Multi-modal multiscale method for heat conduction problem

Publisher:闻天明Release Time:2021-11-09Number of visits:192

Speaker:    Prof. Xiaofei GuanTongji University
Time:         10:30-11:30 , Nov.11
Location:   SIST 1C 101
Host:          Prof. Qifeng Liao
Abstract:
Multiscale modeling for predicting heat conduction behavior of heterogeneous solids with uncertain material parameters remains a challenging problem. This is mainly due to the intrinsic low dimensional representation of high-dimensional stochastic material parameters, and the fact that many repeated evaluations of the multiscale model are often required. To overcome the current limitations, we propose an innovative multi-modes based constraint energy minimizing generalized multiscale finite element method (MCEM-GMsFEM), which can transform the original stochastic multiscale model with high-dimensional uncertain material parameters into a series of recursive multiscale models sharing the same deterministic material parameters. Then, a preconditioning conjugate gradient based on incomplete LU decomposition (PCG-ILU) is designed to effectively reduce the complexity of repeated computation of discretized multiscale systems.
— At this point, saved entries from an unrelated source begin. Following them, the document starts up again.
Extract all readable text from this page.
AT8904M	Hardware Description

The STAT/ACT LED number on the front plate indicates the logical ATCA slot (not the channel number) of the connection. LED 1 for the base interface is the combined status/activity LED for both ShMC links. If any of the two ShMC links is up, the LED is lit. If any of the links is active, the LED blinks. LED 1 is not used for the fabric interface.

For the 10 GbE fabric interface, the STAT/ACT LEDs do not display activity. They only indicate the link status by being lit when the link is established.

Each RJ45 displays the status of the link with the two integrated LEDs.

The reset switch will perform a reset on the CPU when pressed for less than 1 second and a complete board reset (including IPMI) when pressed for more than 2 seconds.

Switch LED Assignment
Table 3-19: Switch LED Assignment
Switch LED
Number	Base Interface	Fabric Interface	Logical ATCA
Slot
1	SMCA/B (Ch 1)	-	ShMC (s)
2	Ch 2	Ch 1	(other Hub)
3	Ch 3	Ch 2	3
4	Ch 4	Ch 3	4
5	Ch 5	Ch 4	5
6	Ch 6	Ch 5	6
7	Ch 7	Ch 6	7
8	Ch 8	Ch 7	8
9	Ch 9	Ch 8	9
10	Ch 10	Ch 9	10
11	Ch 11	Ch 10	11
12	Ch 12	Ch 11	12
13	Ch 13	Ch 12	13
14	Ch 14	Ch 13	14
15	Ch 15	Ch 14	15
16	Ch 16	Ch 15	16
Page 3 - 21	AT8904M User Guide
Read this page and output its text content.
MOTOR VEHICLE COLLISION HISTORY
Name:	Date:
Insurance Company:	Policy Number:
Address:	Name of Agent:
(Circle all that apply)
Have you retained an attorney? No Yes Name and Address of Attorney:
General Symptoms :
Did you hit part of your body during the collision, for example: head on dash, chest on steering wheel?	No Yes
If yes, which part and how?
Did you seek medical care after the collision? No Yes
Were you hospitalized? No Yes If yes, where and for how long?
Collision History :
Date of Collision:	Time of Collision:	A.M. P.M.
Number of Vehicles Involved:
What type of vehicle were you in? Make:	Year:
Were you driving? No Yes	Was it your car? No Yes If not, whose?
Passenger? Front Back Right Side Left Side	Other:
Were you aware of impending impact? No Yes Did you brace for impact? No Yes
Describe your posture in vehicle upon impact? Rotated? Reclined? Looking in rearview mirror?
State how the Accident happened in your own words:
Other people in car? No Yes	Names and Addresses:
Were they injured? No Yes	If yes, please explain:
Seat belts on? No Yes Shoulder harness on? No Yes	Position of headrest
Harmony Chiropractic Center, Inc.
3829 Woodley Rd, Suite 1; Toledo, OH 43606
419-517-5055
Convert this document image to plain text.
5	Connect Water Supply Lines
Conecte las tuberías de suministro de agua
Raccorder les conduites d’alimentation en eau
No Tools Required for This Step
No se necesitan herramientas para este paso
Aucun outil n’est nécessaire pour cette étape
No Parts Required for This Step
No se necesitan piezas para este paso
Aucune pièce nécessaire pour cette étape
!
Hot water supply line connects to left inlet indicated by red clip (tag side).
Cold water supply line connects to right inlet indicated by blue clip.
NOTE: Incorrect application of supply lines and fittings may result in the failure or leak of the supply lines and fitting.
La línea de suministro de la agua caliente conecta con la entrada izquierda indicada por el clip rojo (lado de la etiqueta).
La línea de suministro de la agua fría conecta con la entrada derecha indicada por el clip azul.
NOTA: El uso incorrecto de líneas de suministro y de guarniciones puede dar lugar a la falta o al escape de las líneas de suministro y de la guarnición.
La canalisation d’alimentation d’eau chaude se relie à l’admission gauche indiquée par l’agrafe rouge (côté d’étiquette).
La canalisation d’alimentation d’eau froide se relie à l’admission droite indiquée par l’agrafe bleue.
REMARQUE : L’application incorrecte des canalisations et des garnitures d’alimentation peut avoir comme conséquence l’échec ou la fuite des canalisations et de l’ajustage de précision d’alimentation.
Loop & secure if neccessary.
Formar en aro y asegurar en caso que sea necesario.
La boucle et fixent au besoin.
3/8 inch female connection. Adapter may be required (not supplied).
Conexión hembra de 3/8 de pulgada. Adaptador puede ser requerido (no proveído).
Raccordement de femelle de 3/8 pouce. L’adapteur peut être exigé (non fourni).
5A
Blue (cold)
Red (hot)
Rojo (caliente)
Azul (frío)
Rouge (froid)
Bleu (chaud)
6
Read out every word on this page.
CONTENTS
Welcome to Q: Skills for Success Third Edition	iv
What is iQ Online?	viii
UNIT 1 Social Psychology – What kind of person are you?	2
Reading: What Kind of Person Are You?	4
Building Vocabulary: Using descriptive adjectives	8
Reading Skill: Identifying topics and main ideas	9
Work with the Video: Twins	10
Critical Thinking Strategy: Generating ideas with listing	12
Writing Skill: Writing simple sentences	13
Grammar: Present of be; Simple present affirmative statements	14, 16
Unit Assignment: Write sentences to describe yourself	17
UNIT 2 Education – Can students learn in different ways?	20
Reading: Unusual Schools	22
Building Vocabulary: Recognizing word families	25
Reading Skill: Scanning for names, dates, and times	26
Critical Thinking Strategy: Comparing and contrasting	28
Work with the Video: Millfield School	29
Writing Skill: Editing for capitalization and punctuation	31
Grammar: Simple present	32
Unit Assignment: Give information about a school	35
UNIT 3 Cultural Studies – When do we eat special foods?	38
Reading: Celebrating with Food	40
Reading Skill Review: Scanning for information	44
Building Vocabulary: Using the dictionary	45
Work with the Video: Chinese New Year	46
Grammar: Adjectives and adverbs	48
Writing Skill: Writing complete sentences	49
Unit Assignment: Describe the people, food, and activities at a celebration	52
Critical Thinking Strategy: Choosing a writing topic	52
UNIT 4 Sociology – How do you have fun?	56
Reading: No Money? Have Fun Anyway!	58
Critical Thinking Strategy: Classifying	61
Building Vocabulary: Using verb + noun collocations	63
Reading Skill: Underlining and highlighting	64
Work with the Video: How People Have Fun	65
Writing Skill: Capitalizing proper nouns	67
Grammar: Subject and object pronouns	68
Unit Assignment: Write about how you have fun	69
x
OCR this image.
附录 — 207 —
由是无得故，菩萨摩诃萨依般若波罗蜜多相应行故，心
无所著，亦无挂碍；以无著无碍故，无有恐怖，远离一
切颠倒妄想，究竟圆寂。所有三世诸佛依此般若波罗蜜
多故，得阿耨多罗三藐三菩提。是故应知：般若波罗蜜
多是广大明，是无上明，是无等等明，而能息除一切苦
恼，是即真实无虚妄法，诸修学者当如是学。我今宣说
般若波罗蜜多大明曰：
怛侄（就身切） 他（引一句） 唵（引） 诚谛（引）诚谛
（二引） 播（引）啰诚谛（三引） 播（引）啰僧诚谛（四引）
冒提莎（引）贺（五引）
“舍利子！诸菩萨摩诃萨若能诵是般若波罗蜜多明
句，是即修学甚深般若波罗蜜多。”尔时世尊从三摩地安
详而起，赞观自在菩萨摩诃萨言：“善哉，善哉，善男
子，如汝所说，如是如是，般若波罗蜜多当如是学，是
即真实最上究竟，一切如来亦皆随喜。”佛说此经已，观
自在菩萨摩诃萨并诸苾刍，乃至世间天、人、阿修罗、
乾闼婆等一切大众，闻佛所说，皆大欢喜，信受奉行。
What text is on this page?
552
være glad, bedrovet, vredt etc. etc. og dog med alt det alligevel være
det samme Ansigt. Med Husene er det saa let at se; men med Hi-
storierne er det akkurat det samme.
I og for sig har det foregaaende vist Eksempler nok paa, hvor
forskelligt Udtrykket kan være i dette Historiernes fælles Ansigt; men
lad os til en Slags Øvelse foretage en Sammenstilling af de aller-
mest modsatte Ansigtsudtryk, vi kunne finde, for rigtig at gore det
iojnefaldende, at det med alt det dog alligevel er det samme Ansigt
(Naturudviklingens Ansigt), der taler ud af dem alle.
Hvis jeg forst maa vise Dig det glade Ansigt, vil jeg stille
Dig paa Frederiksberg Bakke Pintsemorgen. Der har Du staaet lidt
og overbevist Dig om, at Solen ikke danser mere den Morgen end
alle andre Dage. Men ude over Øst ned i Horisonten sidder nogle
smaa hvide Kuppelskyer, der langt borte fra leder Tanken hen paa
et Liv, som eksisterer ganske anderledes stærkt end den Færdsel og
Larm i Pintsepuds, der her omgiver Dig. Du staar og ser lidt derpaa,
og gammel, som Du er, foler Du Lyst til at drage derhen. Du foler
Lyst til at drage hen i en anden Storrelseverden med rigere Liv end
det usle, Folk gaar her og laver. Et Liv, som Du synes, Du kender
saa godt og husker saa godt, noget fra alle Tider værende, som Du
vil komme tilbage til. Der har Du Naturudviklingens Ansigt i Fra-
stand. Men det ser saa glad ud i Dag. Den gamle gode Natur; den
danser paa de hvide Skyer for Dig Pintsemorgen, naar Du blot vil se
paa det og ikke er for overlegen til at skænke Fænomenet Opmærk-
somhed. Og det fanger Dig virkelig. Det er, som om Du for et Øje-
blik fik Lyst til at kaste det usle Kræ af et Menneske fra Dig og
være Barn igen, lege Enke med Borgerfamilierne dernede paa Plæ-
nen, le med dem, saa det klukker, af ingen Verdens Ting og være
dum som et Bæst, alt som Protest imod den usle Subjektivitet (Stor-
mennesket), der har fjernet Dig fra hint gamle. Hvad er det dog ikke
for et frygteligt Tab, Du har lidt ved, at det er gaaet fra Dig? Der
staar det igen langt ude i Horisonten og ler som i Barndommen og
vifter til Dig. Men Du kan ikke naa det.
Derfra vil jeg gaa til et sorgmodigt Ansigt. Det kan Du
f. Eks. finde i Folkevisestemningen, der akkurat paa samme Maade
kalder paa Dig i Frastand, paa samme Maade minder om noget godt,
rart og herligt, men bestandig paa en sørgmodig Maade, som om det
Furthermore, the convergence analysis is established, and the optimal error estimates are derived for the multi-modal multiscale method. Finally, some numerical examples are given to validate the theoretical results. The results indicate that the multi-modes multiscale model is a robust integrated method with the excellent performance, which can efficiently and accurately estimate the heat transfer response of heterogeneous solids with high-dimensional uncertain material parameters, and can significantly reduce the computational time.

Bio:
Xiaofei Guan is an associate professor and doctoral supervisor of the school of Mathematical Sciences of Tongji University. Xiaofei Guan is a standing member of the uncertainty quantification special committee of China Society of industrial and applied mathematics, member of the uncertain system analysis and simulation Professional Committee of China simulation society, innovation and entrepreneurship tutor for college students. His research interests include data-driven multi-scale multi physical field coupling modeling and deep learning. Xiaofei Guan received PhD in Academy of Mathematics and Systems Science, Chinese Academy of Sciences , he did postdoctoral research in the Department of structure and mechanics of Vienna university of technology(2012.6-2012.10).He was a visiting scholar in the Department of mathematics at the University of California San Diego (2013.12-2015.1). Xiaofei Guan presided over and participated in a number of national and ministerial scientific research projects, and published more than 20 high-level academic papers in internationally renowned journals.